Głównymi bohaterami powieści „Modliszka” jest Milena Płoszyńska i jej mąż Lucjan. Wszystko wskazywało na to, że początek nowego tysiąclecia będzie dla nich jednym pasmem pomyślności i sukcesów, zarówno w sferze zawodowej, jak i prywatnej. Los jednak zadecydował inaczej. Udany na pozór związek nagle się rozpada, a każde z małżonków rusza w swoją stronę. Po raz drugi w życiu Milena zostaje porzucona przez mężczyznę, a jednak to właśnie o niej można powiedzieć, że odniosła sukces. Milena nie zamierza szukać szczęścia w ramionach kolejnego męża, gdyż bardzo jej odpowiada status niezależnej, samodzielnej kobiety. Ma czas dla swoich bliskich i przyjaciół, a także dla wszystkich, którzy potrzebują jej pomocy. Szybko się jednak przekonuje, że ludzie – nie wyłączając jej samej – są trochę jak modliszki...
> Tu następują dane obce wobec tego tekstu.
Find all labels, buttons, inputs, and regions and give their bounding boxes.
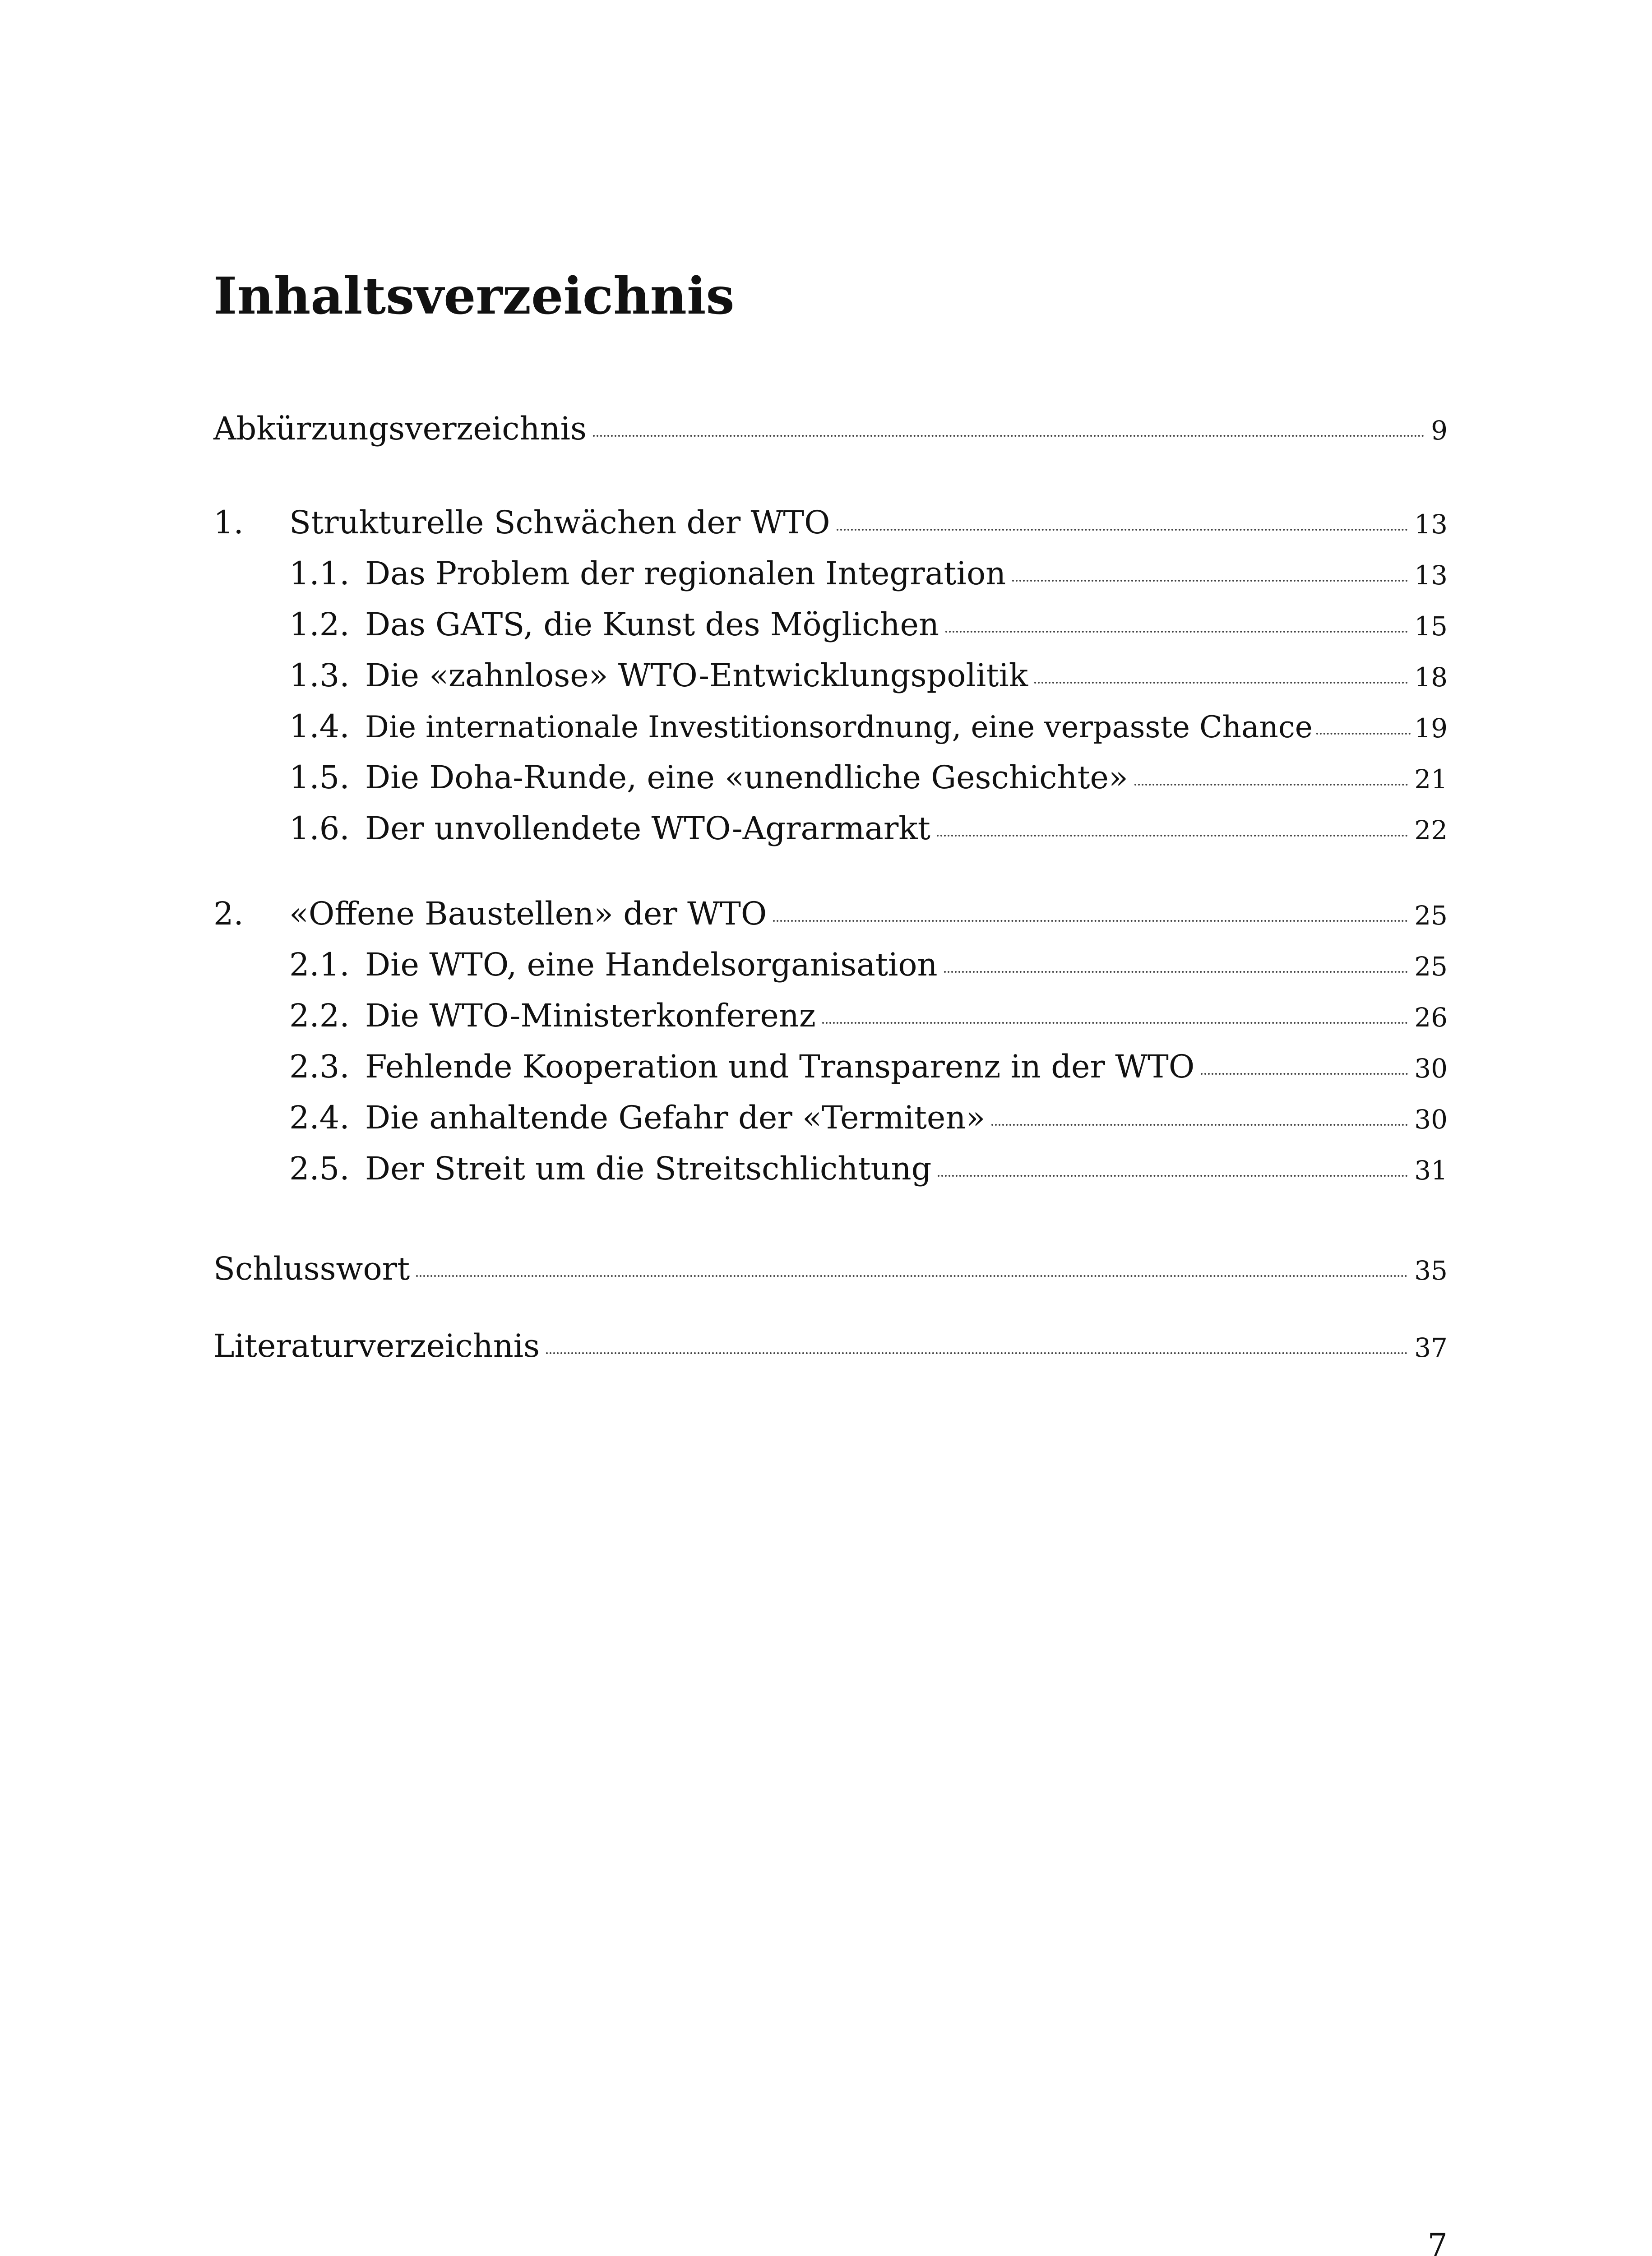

Fragment powieści „Modliszka”:
Milena bezradnie wzruszyła ramionami.
– Po dwudziestu latach małżeństwa oboje jesteśmy trochę inni. Nie śledzę go, nie wypytuję… Jest pani pewna, że to mój mąż, a nie ktoś podobny? Spotkała go pani kiedyś w drzwiach albo na schodach, tak oko w oko?
Wciąż jeszcze nie dowierzała i była pewna, że lada chwila cała sytuacja się wyjaśni i okaże śmieszną pomyłką. Na razie nie było jej do śmiechu.
Pani Rojska z politowaniem pokiwała głową, po czym cierpliwie, choć z braku zębów dość mozolnie, jęła przytaczać niezbite argumenty, które miały przekonać naiwną Milenę, że nie jakiś tam mężczyzna, tylko Lucjan Płoszyński jest matrymonialnym oszustem, bez względu na to, czy ona, Loda Rojska, wpadła na niego w drzwiach, czy nie. Jak każda szanująca się dama w stanie spoczynku, rzadko kiedy wychodziła gdzieś przed dziesiątą. Tylko wielkie wydarzenia, takie jak badanie krwi lub awaria protezy, mogły wywabić ją z domu o bladym świcie.
Na co dzień żyła spokojnie własnym rytmem. Ranek zaczynała od filiżanki kawy. Punktualnie o ósmej zasiadała przy oknie, powolutku sączyła ulubiony napój i obserwowała ludzi kręcących się przed domem. To wprost niewiarygodne, ile wiadomości mogą dostarczyć takie niewinne obserwacje. Oczywiście pod warunkiem, że umie się patrzeć. Kiedy więc którejś niedzieli zobaczyła Lucjana Płoszyńskiego, jak wysiadał z samochodu z bukietem kwiatów, pomyślała: Ciekawe, kogo oni tu mają? Nie on, tylko oni, bo przecież z jednego bukietu nie można wyciągać zbyt pochopnych wniosków. To było rok wcześniej, może półtora. Wtedy widywała go o wiele rzadziej. Wpadał na godzinkę i znikał na kilka dni. Raz odwiózł Irminę, ze dwa razy gdzieś wywiózł, ale nigdy nie towarzyszyła mu żona.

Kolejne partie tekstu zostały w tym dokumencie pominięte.